As frustrating as it can be to deal with a computer problem with a “Peggy” thousands of miles away, I get mad at politicians who smugly decry outsourcing.
Companies don’t “send jobs abroad” because they are unpatriotic. They do it because the same politicians who are decrying their business practices have created an atmosphere that is hostile to business, adding taxes and hiring mandates that make it increasingly difficult to do business here.
Now, however, there’s another reason not to get hot and bothered about outsourcing:
Most people treat outsourcing as a zero-sum game-one foreign worker replaces one American worker. But this is not how the dynamic global economy works. In 2007, Matthew Slaughter, an economist at Dartmouth’s Tuck School of Business, published a comprehensive study of the hiring practices of 2,500 U.S.-based multinational companies.
He found that when U.S. firms hired lower-cost labor at foreign subsidiaries overseas, their parent companies hired even more people in the U.S. to support expanded operations. Between 1991 and 2001, employment at foreign subsidiaries of U.S. multinationals rose by 2.8 million jobs; during that same period, employment at their parent firms in the U.S. rose by 5.5 million jobs. For every job “outsourced” to India and other foreign countries, nearly two new jobs were generated here in the U.S.

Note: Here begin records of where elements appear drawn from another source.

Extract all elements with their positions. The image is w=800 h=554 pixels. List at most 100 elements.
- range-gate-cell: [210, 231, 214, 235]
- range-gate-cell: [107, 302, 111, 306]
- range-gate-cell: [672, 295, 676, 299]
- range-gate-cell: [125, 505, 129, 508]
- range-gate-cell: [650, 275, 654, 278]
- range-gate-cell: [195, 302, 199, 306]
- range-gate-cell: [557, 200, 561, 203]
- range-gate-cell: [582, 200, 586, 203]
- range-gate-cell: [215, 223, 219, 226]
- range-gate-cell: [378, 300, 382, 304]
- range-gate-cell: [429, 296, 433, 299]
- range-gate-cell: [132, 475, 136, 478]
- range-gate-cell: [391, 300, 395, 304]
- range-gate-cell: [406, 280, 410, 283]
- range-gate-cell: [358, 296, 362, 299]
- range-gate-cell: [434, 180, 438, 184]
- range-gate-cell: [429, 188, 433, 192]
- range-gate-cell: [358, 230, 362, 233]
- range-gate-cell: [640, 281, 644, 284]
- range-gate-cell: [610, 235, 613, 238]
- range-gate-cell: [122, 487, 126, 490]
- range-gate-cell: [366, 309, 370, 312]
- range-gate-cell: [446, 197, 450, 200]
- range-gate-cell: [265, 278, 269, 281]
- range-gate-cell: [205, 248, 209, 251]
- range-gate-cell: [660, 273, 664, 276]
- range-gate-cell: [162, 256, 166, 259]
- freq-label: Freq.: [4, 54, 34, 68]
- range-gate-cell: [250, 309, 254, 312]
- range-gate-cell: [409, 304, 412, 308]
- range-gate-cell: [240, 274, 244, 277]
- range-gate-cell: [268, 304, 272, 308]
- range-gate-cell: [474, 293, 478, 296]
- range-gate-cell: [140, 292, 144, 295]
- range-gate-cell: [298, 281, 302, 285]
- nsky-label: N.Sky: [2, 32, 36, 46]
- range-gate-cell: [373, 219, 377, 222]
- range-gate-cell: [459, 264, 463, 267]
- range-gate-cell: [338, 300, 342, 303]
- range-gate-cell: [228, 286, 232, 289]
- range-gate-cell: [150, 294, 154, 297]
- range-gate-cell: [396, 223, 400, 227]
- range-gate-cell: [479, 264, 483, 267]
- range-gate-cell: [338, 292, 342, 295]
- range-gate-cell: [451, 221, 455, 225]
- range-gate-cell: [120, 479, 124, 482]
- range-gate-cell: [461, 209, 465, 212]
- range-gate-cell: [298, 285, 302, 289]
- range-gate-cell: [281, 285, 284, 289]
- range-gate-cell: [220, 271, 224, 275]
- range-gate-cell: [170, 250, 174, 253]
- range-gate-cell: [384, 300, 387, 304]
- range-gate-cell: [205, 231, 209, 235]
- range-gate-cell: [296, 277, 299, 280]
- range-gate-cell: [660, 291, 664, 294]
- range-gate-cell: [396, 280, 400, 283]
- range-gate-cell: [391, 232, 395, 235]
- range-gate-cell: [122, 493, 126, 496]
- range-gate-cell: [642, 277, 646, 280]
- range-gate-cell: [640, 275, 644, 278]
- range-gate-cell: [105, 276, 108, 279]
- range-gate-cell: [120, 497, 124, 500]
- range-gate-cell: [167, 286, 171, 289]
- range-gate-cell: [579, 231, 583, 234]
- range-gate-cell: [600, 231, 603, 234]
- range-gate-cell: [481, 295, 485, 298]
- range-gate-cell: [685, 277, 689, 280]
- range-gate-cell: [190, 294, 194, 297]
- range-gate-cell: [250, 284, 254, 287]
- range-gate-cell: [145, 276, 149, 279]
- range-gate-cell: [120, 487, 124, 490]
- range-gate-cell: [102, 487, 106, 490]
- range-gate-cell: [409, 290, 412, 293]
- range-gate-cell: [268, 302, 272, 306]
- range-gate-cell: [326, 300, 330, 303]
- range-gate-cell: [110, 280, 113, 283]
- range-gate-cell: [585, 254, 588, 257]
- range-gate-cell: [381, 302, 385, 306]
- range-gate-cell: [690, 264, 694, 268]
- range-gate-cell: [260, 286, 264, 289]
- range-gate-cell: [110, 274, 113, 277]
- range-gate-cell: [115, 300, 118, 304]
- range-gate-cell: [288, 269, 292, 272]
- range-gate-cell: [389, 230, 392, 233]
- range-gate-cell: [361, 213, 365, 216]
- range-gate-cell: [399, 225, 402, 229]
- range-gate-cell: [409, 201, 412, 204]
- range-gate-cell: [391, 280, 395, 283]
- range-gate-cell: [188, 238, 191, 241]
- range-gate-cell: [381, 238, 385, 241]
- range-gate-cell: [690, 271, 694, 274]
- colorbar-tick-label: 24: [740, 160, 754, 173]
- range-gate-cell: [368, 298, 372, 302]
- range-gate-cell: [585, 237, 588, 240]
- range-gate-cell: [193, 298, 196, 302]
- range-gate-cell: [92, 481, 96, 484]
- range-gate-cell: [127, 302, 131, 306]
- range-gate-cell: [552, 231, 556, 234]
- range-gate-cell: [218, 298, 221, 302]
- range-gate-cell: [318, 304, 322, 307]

Those new U.S. jobs were higher-skilled and better-paying-filled by scientists, engineers, marketing professionals and others hired to meet the new demand created by their foreign subsidiaries. Todd, the American call center manager transferred to India in “Outsourced,” keeps a framed picture of an executive suite back home on his desk-a reminder of the more prestigious job he is working towards. That job is more likely to be created because of the call center in India.
This is from an excellent piece in today’s Wall Street Journal byWilliam Cohen, former U.S. secretary of defense, is CEO of The Cohen Group, a business consulting firm. Next time you hear a politician playing the demagogue on this issue, remind him or her that (a.) politicians should stop trying to run businesses, because, left to their own devices (b.) businesses will find practices that allow them to grow, which is good for folks at home.
Protectionism may save a congressman’s job. But it probably won’t help the rest of us.
This may help explain why the voters are now looking to elect people with some business experience.